Even though price growth has slowed nationally, mortgage rates near the mid-6% range continue putting pressure on monthly payments. Combined with taxes, insurance, HOA costs, and higher overall living expenses, many buyers are still struggling with affordability.
This is creating an unusual market dynamic:
- Higher-priced homes are sitting longer
- Well-priced affordable homes still receive strong attention
- Sellers must price more strategically than during the peak pandemic years
The Pandemic Boom Markets Are Normalizing
Several Sun Belt markets that saw explosive growth between 2020 and 2023 are beginning to stabilize.
In many of these areas, inventory has increased substantially as new construction and resale listings return to the market. Buyers now have more choices, which reduces the aggressive bidding wars that were once common.
This does not necessarily mean home values are crashing. Instead, many markets are transitioning toward a more balanced environment after years of unusually rapid appreciation.
Midwest and Secondary Markets Continue Gaining Attention
Interestingly, some secondary and Midwest markets are now seeing stronger relative price growth than larger coastal cities.

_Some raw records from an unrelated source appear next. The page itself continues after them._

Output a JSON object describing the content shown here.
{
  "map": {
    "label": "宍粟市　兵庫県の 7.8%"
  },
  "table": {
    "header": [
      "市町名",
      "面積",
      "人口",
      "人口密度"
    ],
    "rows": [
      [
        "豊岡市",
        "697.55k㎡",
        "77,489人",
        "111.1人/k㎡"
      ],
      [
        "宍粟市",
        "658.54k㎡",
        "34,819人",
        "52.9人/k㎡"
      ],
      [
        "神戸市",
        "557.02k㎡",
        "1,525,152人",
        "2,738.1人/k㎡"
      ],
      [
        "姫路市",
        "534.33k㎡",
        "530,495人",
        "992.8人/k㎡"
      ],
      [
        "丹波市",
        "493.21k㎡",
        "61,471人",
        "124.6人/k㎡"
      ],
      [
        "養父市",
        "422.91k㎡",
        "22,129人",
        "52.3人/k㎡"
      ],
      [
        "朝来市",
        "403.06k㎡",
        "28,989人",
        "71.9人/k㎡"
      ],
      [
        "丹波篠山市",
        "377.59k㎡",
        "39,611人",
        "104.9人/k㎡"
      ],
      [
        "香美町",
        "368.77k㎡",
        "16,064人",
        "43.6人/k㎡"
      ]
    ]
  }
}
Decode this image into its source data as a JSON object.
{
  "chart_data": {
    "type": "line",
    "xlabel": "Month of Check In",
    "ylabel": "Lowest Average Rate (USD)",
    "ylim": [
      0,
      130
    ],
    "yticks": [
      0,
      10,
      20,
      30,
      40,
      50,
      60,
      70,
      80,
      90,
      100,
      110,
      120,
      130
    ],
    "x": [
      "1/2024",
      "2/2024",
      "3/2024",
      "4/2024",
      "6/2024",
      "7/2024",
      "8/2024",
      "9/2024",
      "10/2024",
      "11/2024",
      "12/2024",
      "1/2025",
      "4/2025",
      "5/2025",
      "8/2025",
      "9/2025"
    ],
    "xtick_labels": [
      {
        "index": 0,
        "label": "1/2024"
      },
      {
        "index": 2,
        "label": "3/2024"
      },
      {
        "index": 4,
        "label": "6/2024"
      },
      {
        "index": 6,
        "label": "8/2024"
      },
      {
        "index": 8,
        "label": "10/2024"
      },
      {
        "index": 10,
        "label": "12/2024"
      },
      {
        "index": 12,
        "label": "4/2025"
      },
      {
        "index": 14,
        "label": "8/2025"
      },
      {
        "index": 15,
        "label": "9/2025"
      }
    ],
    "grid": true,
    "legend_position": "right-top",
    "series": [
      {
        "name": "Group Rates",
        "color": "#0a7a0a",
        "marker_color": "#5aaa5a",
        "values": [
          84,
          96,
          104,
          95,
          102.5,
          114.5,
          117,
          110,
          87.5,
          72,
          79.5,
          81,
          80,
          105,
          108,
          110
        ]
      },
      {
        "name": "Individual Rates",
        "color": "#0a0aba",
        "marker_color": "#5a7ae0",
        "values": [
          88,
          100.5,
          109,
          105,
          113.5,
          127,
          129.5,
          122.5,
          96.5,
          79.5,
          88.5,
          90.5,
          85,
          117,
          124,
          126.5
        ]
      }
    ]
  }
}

Economists note that buyers are increasingly prioritizing:
- Affordability
- Lower taxes
- Job stability
- Quality of life
- Lower overall cost of living
As a result, certain smaller metros are outperforming larger expensive markets in year-over-year appreciation.
What This Means for Buyers and Sellers
Today’s housing market requires a more localized strategy than ever before.
For sellers:
- Pricing correctly matters more than it did during the pandemic frenzy
- Buyers are more payment-sensitive
- Overpricing can lead to longer days on market
For buyers:
- Rising inventory may create more negotiating opportunities
- Some markets are becoming more balanced
- Waiting for dramatic price drops nationally may not happen in every area
The national housing market is no longer moving as one unified market. Instead, local inventory, affordability, and economic conditions are increasingly driving outcomes city by city.
That means whether you are buying, selling, refinancing, or investing, understanding your specific local market is becoming more important than following national headlines alone.